In comparison, the sites located upwind of Isla Refineriá were 33 times higher than some remote areas of Europe [23] , yet almost 6 times lower than those measured downwind in this study and almost 24 times lower than the levels reported in Saudi Arabia [33] . Although the ambient PAHs measured upwind ( x ˜ ± σ : 42 ± 12 ng/m3) of Isla Refineriá were substantially lower than those measured near industrial areas in Saudi Arabia, they were similar to those measured in other residential areas surrounding an oil refinery in Saudi Arabia and industrial regions of the Czech Republic, Belgium and Turkey [19] [23] [35] .

3.3. Source Characterization

Identifying and understanding the impact of emission sources is critical for proper risk assessment and management [37] . The emission of PAHs is from a variety of anthropogenic sources which can be categorized as domestic sources, mobile sources, industrial and agricultural sources. Binary diagnostic ratios and PAH concentration profiles have been useful in identifying emission sources and their contributions to ambient air concentrations in order to distinguish between different sources, such as petrogenic, pyrogenic or phytogenic [19] [38] [39] [40] . PAHs originating from petrogenic sources primarily consist of the low molecular weight compounds having two or three fused benzene rings and an abundance of substituted PAHs (homologues with 2 - 3 alkyl carbons), thereby displaying a characteristic bell-shape with respect to the degree of alkylation [41] [42] [43] [44] . PAHs originating from pyrogenic sources primarily consist of the high molecular weight compounds having four to six fused benzene rings and dominated by the unsubstituted PAHs or homologues with 1 - 2 alkyl carbons. Therefore, profiles from petrogenic sources display a characteristic bell-shape with increasing concentrations with increasing degree of alkylation (C0 < C1 < C2 < C3 < C4) whereas pyrogenic sources produce a decreasing concentration in the distribution within a homologue series (C0 > C1 > C2 > C3 > C4) [42] [43] .

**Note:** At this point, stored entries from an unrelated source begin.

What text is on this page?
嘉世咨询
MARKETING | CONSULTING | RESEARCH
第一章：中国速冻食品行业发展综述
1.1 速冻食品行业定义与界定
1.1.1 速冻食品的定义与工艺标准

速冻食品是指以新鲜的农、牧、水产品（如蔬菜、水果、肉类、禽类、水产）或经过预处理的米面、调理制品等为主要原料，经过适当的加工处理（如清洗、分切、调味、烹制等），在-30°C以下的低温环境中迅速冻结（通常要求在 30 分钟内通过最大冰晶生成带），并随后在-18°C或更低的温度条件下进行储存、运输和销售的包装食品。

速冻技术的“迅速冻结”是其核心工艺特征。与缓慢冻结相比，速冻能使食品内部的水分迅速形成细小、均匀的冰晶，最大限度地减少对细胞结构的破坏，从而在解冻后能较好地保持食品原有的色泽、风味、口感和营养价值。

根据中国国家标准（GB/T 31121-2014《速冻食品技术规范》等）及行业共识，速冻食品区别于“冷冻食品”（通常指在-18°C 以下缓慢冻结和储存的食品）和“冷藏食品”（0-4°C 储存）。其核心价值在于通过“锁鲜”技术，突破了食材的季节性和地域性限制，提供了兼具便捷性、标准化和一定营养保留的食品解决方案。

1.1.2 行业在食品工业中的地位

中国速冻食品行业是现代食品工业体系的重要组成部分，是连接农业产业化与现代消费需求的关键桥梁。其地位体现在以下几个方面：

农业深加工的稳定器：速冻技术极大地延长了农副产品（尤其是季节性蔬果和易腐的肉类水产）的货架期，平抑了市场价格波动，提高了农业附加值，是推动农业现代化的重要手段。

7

Concentration and Distribution Profiles. In this study, ambient PAH concentrations were dominated by the low molecular weight (LMW) 2 - 3 ring PAH compounds, accounting for 97% and 96% of the compounds at the 2011 downwind and upwind sites, respectively (Figure 4 and Figure 6). Similarly, the LMW PAHs also accounted for 96% and 84% of the ambient PAH concentrations at the downwind sites and upwind sites in 2014, respectively. In petroleum refining, the 2 - 3 ring compounds account for approximately 94% of the PAHs [19] . This would indicate a strong petrogenic source and suggest the downwind locations may be highly influenced by the Isla Refineriá petrochemical complex.

The 2011 concentration distribution profiles illustrate both a petrogenic and pyrogenic signal (Figure 6). The profile for the upwind and downwind stations were both dominated by the low molecular weight compounds (2 - 3 rings) and

Figure 6. Concentration distribution profiles for ambient PAHs collected upwind and downwind of the Isla Refineriá petrochemical complex in Curaçao during 2011 and 2014.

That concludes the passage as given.